Pertama, Pramuka. Komite mengikuti kegiatan perkemahan (discovery learning) untuk melihat bagaimana siswa belajar tentang kepemimpinan dan kerja sama. Mereka lalu memberikan masukan untuk meningkatkan kegiatan, seperti menambahkan simulasi tanggap bencana.
Kedua, Rohis bagi yang muslim dan rokris bagi yang kristiani. Menggunakan inquiry-based learning, komite mengadakan sesi tanya jawab dengan siswa tentang tantangan menerapkan nilai-nilai agama di kehidupan sehari-hari. Hasilnya digunakan untuk merancang kegiatan seperti pengajian tematik atau bakti sosial.
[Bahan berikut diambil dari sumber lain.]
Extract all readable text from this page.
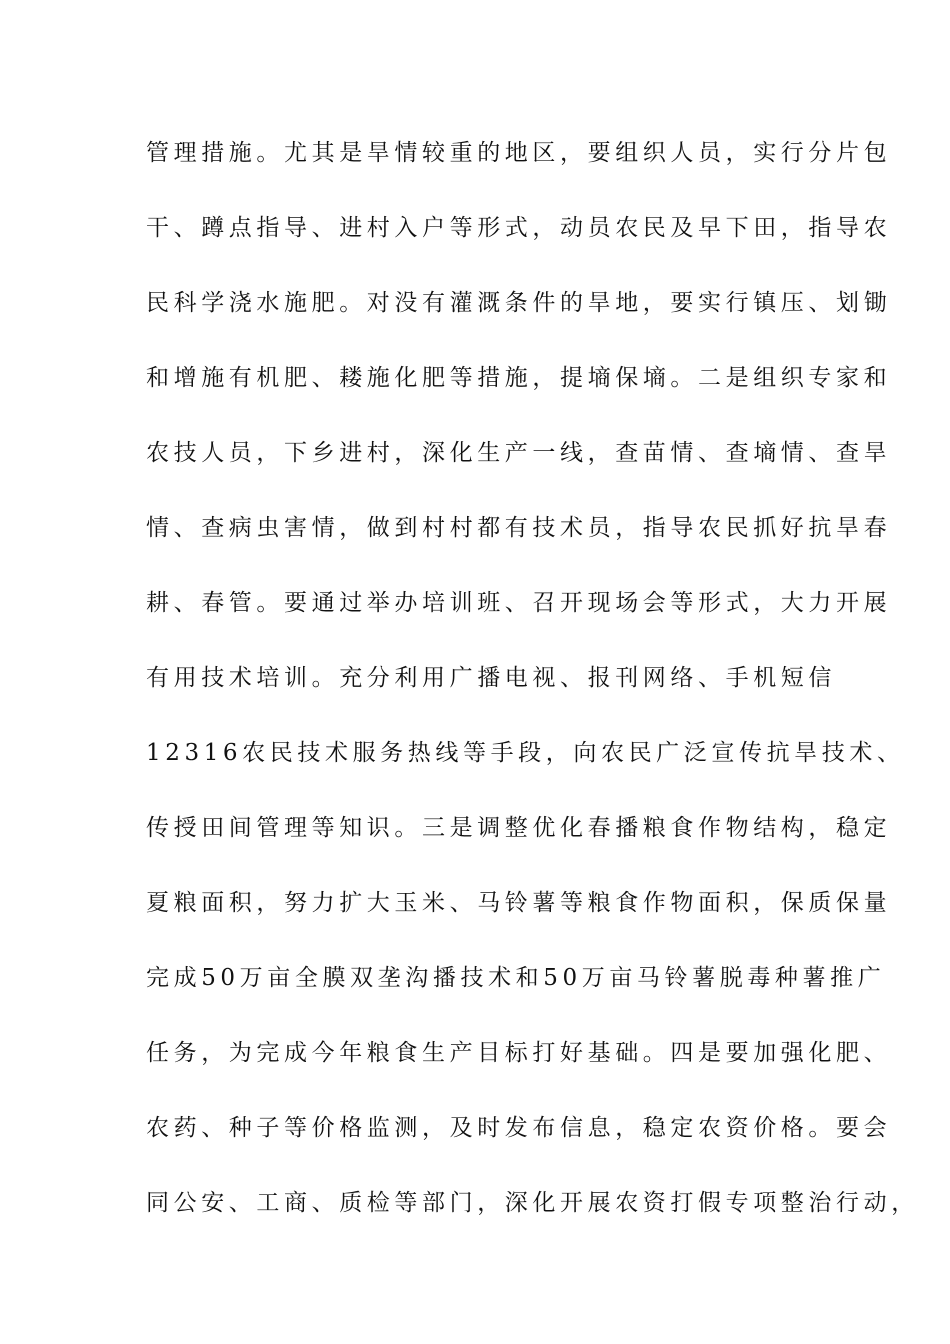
管理措施。尤其是旱情较重的地区，要组织人员，实行分片包
干、蹲点指导、进村入户等形式，动员农民及早下田，指导农
民科学浇水施肥。对没有灌溉条件的旱地，要实行镇压、划锄
和增施有机肥、耧施化肥等措施，提墒保墒。二是组织专家和
农技人员，下乡进村，深化生产一线，查苗情、查墒情、查旱
情、查病虫害情，做到村村都有技术员，指导农民抓好抗旱春
耕、春管。要通过举办培训班、召开现场会等形式，大力开展
有用技术培训。充分利用广播电视、报刊网络、手机短信
12316农民技术服务热线等手段，向农民广泛宣传抗旱技术、
传授田间管理等知识。三是调整优化春播粮食作物结构，稳定
夏粮面积，努力扩大玉米、马铃薯等粮食作物面积，保质保量
完成50万亩全膜双垄沟播技术和50万亩马铃薯脱毒种薯推广
任务，为完成今年粮食生产目标打好基础。四是要加强化肥、
农药、种子等价格监测，及时发布信息，稳定农资价格。要会
同公安、工商、质检等部门，深化开展农资打假专项整治行动，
Ketiga, Klub Kepemimpinan. Sekolah menyediakan video singkat (microlearning) tentang teknik public speaking atau manajemen konflik. Komite mempelajarinya dan membantu melatih siswa dalam sesi klub.
Keempat, Seminar Keagamaan. Melalui deep learning, komite mengikuti pelatihan tentang moderasi beragama atau pendidikan karakter, lalu menjadi pembicara atau pendamping dalam seminar sekolah.
Membangun Sinergi Guru dan Komite
Keberhasilan kolaborasi bergantung pada sinergi antara guru dan komite. Guru memiliki keahlian pedagogis, sementara komite membawa perspektif masyarakat dan dukungan praktis. Untuk membangun sinergi maka yang diperlukan antara lain:
Pertama, Adakan Forum Rutin. Rapat bulanan untuk mengevaluasi kegiatan dan merencanakan langkah ke depan.
Kedua, Latih Bersama. Guru dan komite mengikuti pelatihan tentang pendekatan inovatif atau pendidikan karakter untuk menyamakan visi.
Ketiga, Bagi Peran Jelas. Guru fokus pada desain pembelajaran, sementara komite mendukung logistik atau menjadi pendamping siswa.
Sinergi ini memastikan siswa mendapatkan bimbingan yang konsisten dan holistik.
Dampak Jangka Panjang
Kolaborasi yang didukung pendekatan pembelajaran inovatif membawa manfaat besar bagi semua pihak yang terlibat. Manfaat itu antara lain:
Pertama, Pembentukan Karakter. Siswa menjadi lebih berintegritas, empati, dan spiritual melalui kegiatan ekstrakurikuler yang terarah.